None of these calculations are complete without Israel's own actions. Netanyahu's response to the unity government appears tailor made to prop it up . The Israeli Premier did not co-ordinate his response with Washington or foresee that America would declare that it would work with the unity government, albeit with heavy caveats. And the Israeli government stiffened Abbas's resolve by issuing tenders for 1,500 housing units, and moving forward with plans for another 1,800 settler homes in the West Bank.

If anything cements the need for unity in the every Palestinian's mind, regardless of where they live, it is the "punitive" announcements by an Israeli cabinet whose key members don't believe in a Palestinian state's right to exist.

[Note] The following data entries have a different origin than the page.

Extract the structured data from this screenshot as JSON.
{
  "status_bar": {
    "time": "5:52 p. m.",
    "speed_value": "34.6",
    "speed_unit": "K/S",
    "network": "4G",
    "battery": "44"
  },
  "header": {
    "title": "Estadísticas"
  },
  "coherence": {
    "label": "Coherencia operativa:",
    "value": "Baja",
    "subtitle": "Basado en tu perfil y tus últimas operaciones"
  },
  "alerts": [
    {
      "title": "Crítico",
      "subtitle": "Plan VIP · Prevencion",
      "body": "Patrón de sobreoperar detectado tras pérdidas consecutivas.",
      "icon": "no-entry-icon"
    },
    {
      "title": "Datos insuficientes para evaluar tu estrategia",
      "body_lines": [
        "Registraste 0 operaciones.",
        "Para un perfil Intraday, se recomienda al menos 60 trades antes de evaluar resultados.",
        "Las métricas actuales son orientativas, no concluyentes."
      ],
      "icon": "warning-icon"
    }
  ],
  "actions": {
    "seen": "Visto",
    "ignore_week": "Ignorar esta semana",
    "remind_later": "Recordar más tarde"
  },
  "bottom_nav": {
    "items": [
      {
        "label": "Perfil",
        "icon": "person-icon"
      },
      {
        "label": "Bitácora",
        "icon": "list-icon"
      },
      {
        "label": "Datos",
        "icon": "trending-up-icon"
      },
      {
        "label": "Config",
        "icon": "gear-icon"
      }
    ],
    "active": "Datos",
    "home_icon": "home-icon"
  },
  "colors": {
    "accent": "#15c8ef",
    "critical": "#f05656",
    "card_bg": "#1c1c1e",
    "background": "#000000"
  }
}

If Meshaal is correct in thinking that Abbas has hit a dead end in his negotiations with Israel -- and everything points to that conclusion -- the Palestinian President will soon run out of road too. If he disappears from the scene either through resignation or because of his age, Fatah will return to its composite tribes. Abbas is the last of his generation, from the leadership of the historic organisation. When he goes, Hamas will be in a better position than Fatah to achieve its ultimate political goal, the leadership of the PLO. Hamas's embrace of a unity deal with Fatah thus makes long term sense. As ever, it faces formidable short term obstacles.